Nicola Sturgeon pledged yesterday that social care charges would be abolished if her party is re-elected in the next Scottish assembly elections in 2021.
Scotland has more far reaching social care provisions than other parts of the United Kingdom after a policy known as Franks law was extended to cover adults under 65.
This follows a campaign by a well-known Dundee United footballer Frank Kopel who had a successful 18-year career at Manchester United, Blackburn Rovers, Dundee United and Abroath.
In all the United Kingdom people are living longer but the ageing population means they have more complex needs. Support services are provided in Scotland by regional councils and although personal care is free councils can charge for some services.
Could Wales and Northern Ireland follow suit, Northern Ireland through support from the conservative party in response to support in a minority government and Wales following in Scotland’s forward-thinking social care policy? Wales may not be in a viable financial position to offer free care at the present time without further funding from Whitehall or a change in government.

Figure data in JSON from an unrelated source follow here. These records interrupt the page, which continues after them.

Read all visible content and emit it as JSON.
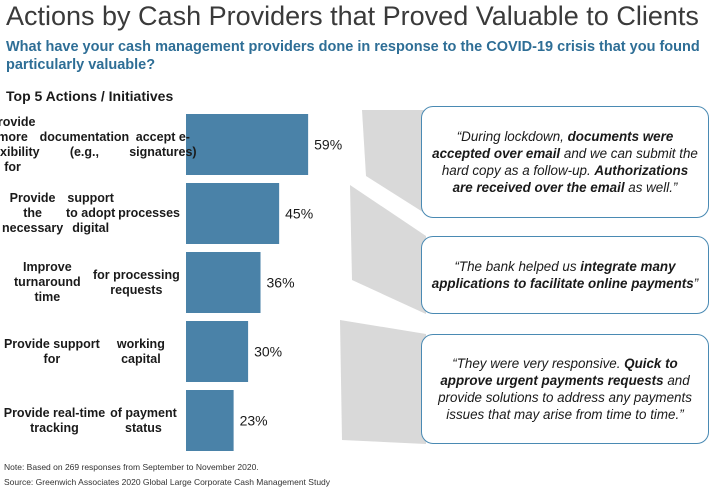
{
  "title": "Actions by Cash Providers that Proved Valuable to Clients",
  "subtitle": "What have your cash management providers done in response to the COVID-19 crisis that you found particularly valuable?",
  "section_label": "Top 5 Actions / Initiatives",
  "colors": {
    "bar": "#4a82a8",
    "callout_border": "#4a8ab3",
    "connector": "#d9d9d9",
    "subtitle": "#2e6e96"
  },
  "chart_data": {
    "type": "bar",
    "orientation": "horizontal",
    "categories": [
      [
        "Provide more flexibility for",
        "documentation (e.g.,",
        "accept e-signatures)"
      ],
      [
        "Provide the necessary",
        "support to adopt digital",
        "processes"
      ],
      [
        "Improve turnaround time",
        "for processing requests"
      ],
      [
        "Provide support for",
        "working capital"
      ],
      [
        "Provide real-time tracking",
        "of payment status"
      ]
    ],
    "values": [
      59,
      45,
      36,
      30,
      23
    ],
    "value_labels": [
      "59%",
      "45%",
      "36%",
      "30%",
      "23%"
    ],
    "unit": "%",
    "xlim": [
      0,
      100
    ]
  },
  "quotes": [
    [
      {
        "t": "“During lockdown, ",
        "b": false
      },
      {
        "t": "documents were accepted over email",
        "b": true
      },
      {
        "t": " and we can submit the hard copy as a follow-up. ",
        "b": false
      },
      {
        "t": "Authorizations are received over the email",
        "b": true
      },
      {
        "t": " as well.”",
        "b": false
      }
    ],
    [
      {
        "t": "“The bank helped us ",
        "b": false
      },
      {
        "t": "integrate many applications to facilitate online payments",
        "b": true
      },
      {
        "t": "”",
        "b": false
      }
    ],
    [
      {
        "t": "“They were very responsive. ",
        "b": false
      },
      {
        "t": "Quick to approve urgent payments requests",
        "b": true
      },
      {
        "t": " and provide solutions to address any payments issues that may arise from time to time.”",
        "b": false
      }
    ]
  ],
  "note": "Note: Based on 269 responses from September to November 2020.",
  "source": "Source: Greenwich Associates 2020 Global Large Corporate Cash Management Study"
}
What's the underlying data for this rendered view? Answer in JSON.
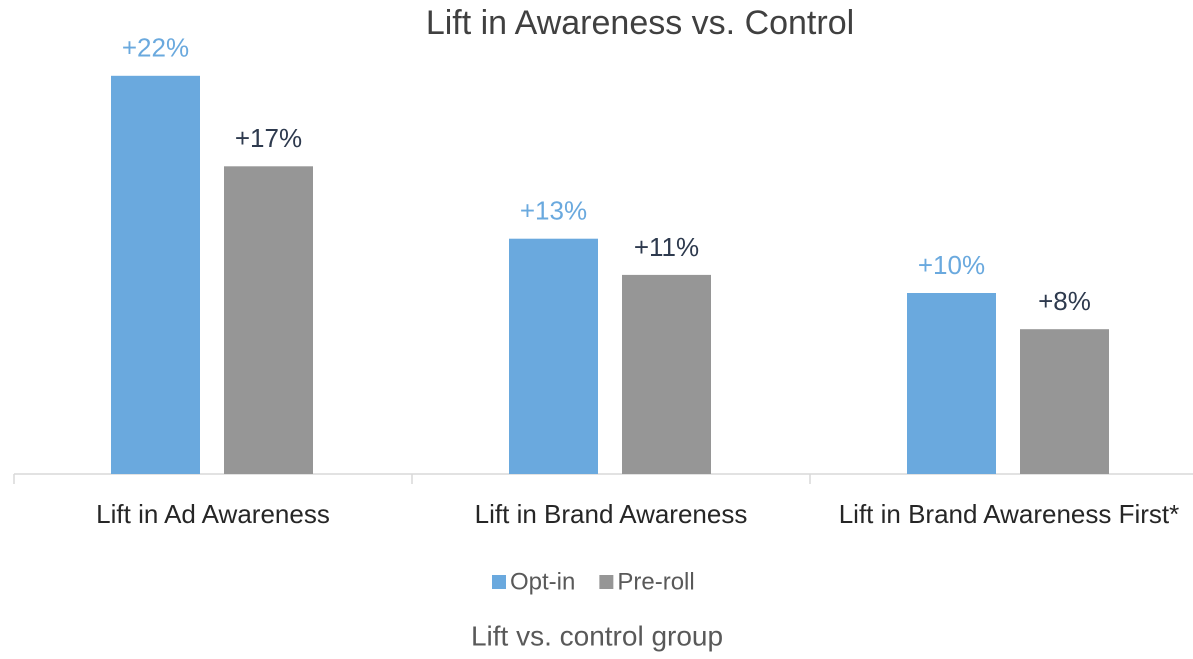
{
  "chart_data": {
    "type": "bar",
    "title": "Lift in Awareness vs. Control",
    "x_label": "Lift vs. control group",
    "categories": [
      "Lift in Ad Awareness",
      "Lift in Brand Awareness",
      "Lift in Brand Awareness First*"
    ],
    "series": [
      {
        "name": "Opt-in",
        "color": "#6aa9de",
        "label_color": "#6aa9de",
        "values": [
          22,
          13,
          10
        ],
        "value_labels": [
          "+22%",
          "+13%",
          "+10%"
        ]
      },
      {
        "name": "Pre-roll",
        "color": "#969696",
        "label_color": "#2e3a4e",
        "values": [
          17,
          11,
          8
        ],
        "value_labels": [
          "+17%",
          "+11%",
          "+8%"
        ]
      }
    ],
    "legend": "bottom"
  }
}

With the current political turmoil and all political parties starting campaigning for the inevitable general election which could be as early as this year, will one or all the parties look to use social care as a key election issue?
We all know the severe pressures on social care, Age UK estimates that 1.4 million people over the age of 65 have unmet needs of assistance with washing, getting up and daily care activities. Will parties on both sides extend free social care provisions to Wales and Northern Ireland as part of their campaigns to Downing Street?
Even if free care is not extended to other parts of the UK, perhaps Scotland extending its services to make all of them free will spur discussion and debate throughout the UK.